Tactile Maps Research

One of the things I am interested in is the subject of accessibility in navigation. Particularly tactile maps and how they can offer important navigational information to those who are blind or visually impaired.

I am just about to begin a PhD into the study of Tactile maps and hope to be able to talk more about my progress with that in future. In the mean time I wanted to talk about the work we have been doing as a communty project alongside the University of Kent to develop a tactile map of their Canterbury campus. This research page will continue to grow and document our progress of developing this particular tactile map.

Beginning

This project began its conception bizarrely following an evening hanging out with the legend David Kaffinetti who plays Viv Savage in the cult classic, This is Spinal Tap. Accessibility ties in very much with Viv's famous catchphrase in that we want everyone to 'have a good time all the time'.

Paul raised the subject that his is not always having a good time navigating around the university campus and found it far more difficult when he first came to the University of Kent. We decided then to do something about it. With support from the University of Kent School of Architecture, we started to work out a plan for how to solve this problem.

pictured left to right; George Rhodes, David Kaff, Nik Duncan, Ben Watson, Paul Georg-Ender

Planning

We wanted to look into the value of creating a tactile map for the campus to help new blind and visually impaired students orientate themselves when they arrive on campus. Now there are several examples of good tactile maps out there, the RNIB has created many bespoke tactile maps for train stations. Paul is very familiar with the bronze tactile maps found in Malberg, Germany.

The first thing we had to do was map out what we thought was important to users wanting to navigate the campus and then test those assumptions with real users.

A closeup picture of the bronze town map in Malberg Germany.

We thought about mapping the main roads and footpaths, crossings, bus stops / taxi rank, and the important buildings across the campus. One of the first things we did was start producing these information layers and plan how we were going to transfer this information to a physical object.

A map of the roads at the University of Kent Canterbury campus

Roads

Main roads are an important navigational tool and many orientate themselves in relation to where they know roads are. We also wanted this map to be useful to all visitors so know that roads were an essential elemen to include.

A map of the footpaths at the University of Kent Canterbury campus

Footpaths

Most of the usage for this tactile map will be in supporting users in navigating how to get to somewhere on campus by foot. With that in mind, displaying footpaths in a way that is clear can are not confused with nearby roads is essential.

Session 1

In the end we thought of a far easier way to get all of the information onto our map base rather than using the information layers I spent time merticulously creating.

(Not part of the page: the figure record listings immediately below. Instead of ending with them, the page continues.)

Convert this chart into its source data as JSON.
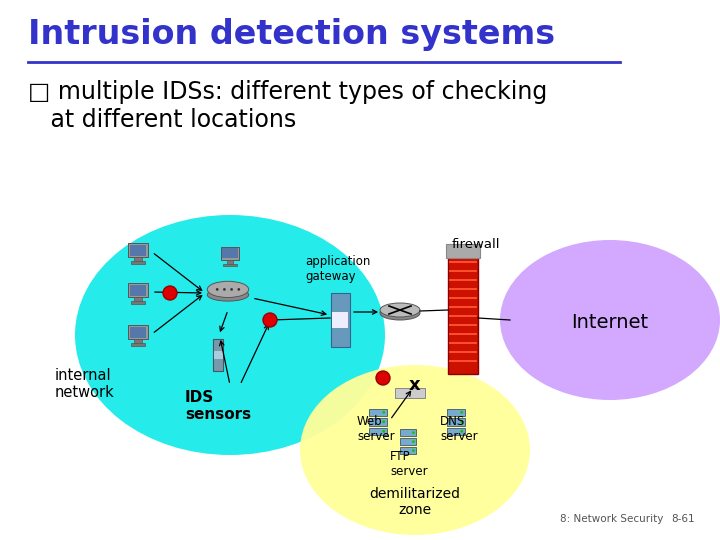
{
  "title": "Intrusion detection systems",
  "title_color": "#3333cc",
  "bullet_line1": "□ multiple IDSs: different types of checking",
  "bullet_line2": "   at different locations",
  "bullet_color": "#000000",
  "bg_color": "#ffffff",
  "footer_left": "8: Network Security",
  "footer_right": "8-61",
  "cyan_blob_color": "#00e8e8",
  "purple_blob_color": "#cc99ff",
  "yellow_blob_color": "#ffff99",
  "red_dot_color": "#dd0000",
  "firewall_color": "#cc1100",
  "label_internal": "internal\nnetwork",
  "label_ids": "IDS\nsensors",
  "label_app_gateway": "application\ngateway",
  "label_firewall": "firewall",
  "label_internet": "Internet",
  "label_web": "Web\nserver",
  "label_ftp": "FTP\nserver",
  "label_dns": "DNS\nserver",
  "label_dmz": "demilitarized\nzone",
  "font_family": "DejaVu Sans"
}
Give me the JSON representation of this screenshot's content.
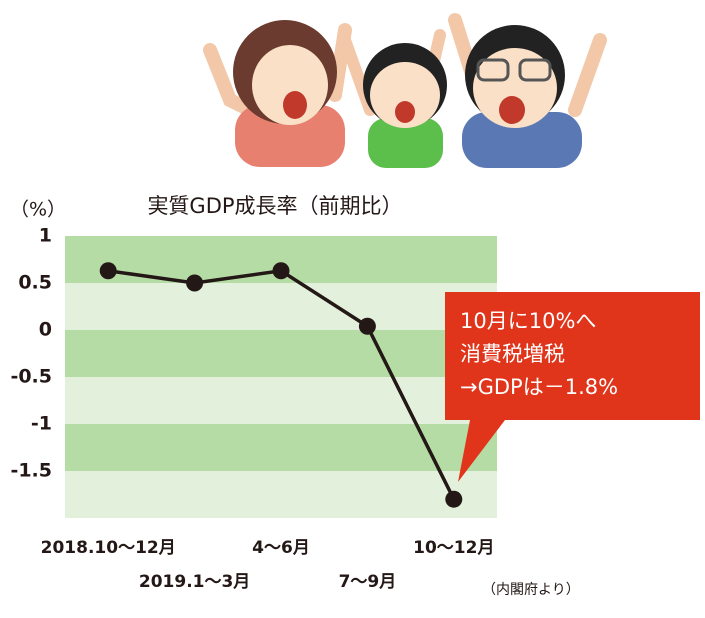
{
  "chart_data": {
    "type": "line",
    "title": "実質GDP成長率（前期比）",
    "y_label": "（%）",
    "categories": [
      "2018.10～12月",
      "2019.1～3月",
      "4～6月",
      "7～9月",
      "10～12月"
    ],
    "values": [
      0.63,
      0.5,
      0.63,
      0.04,
      -1.8
    ],
    "color": "#231815",
    "ylim": [
      -2,
      1
    ],
    "yticks": [
      1,
      0.5,
      0,
      -0.5,
      -1,
      -1.5
    ],
    "grid": true,
    "annotation": [
      "10月に10%へ",
      "消費税増税",
      "→GDPは－1.8%"
    ],
    "source": "（内閣府より）"
  }
}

Using a projector we overlayed Google Maps onto the map base and traced all of the information we wanted. Not the most advanced method but very effective.

This took almost a whole day to complete but was a very rewarding experience to see come together.

What we ended up with was a vast 6ft x 6ft map of the campus.

We were incredible please with the outcome, knowing that all of our designs were accurate to the real world environment, the scaling was consistent and that we felt the map was an appropriate size and its elements suitable spaced to give clear understanding.

To make my life easier when adding the tactile elements on top of this template we colour coded the map. Roads are in red, footpaths in blue, buildings in black and green spaces in green.

The next steps for us were to start thinking about what materials and shapes we would use to demonstrate different map elements. It was important to me that footpaths not only be spaced from roads enough to be distinct but also be distinct to touch as well. We had a lot of back and forth about how this could be achieved but in the end found a method and materials that can help us achieve a tactile and visually different set of footpaths and roads.

Session 2

Session 2 saw us working with the amazing Kevin from the University of Kent School of Architecture, who helped us plan out all of the buildings in CAD before laser cutting them all, gluing them together and delivering them to us in less than a week! There were more than 100 buildings to make so this was an incredible turn around. It was quite like a birthday for me, and we could not wait to get our presents out and start playing with them.

We set up the map, laid out all of the buildings and then sat down with Paul to get his initial reactions, which we caught on video.

We were so pleased to see the ease with which Paul started pointing out buildings and being able to navigate his normal route to lectures. The next step was to test with others.

A close up of some of the raised buildings. The burning on the edges due to the laser cutter compared to the white tops helps to make them stand out as 3D shapes.
All of the buildings as they arrived, carefully placed in a box.
A picture of the entire map laid out with all of the newly laser cut buildings in place.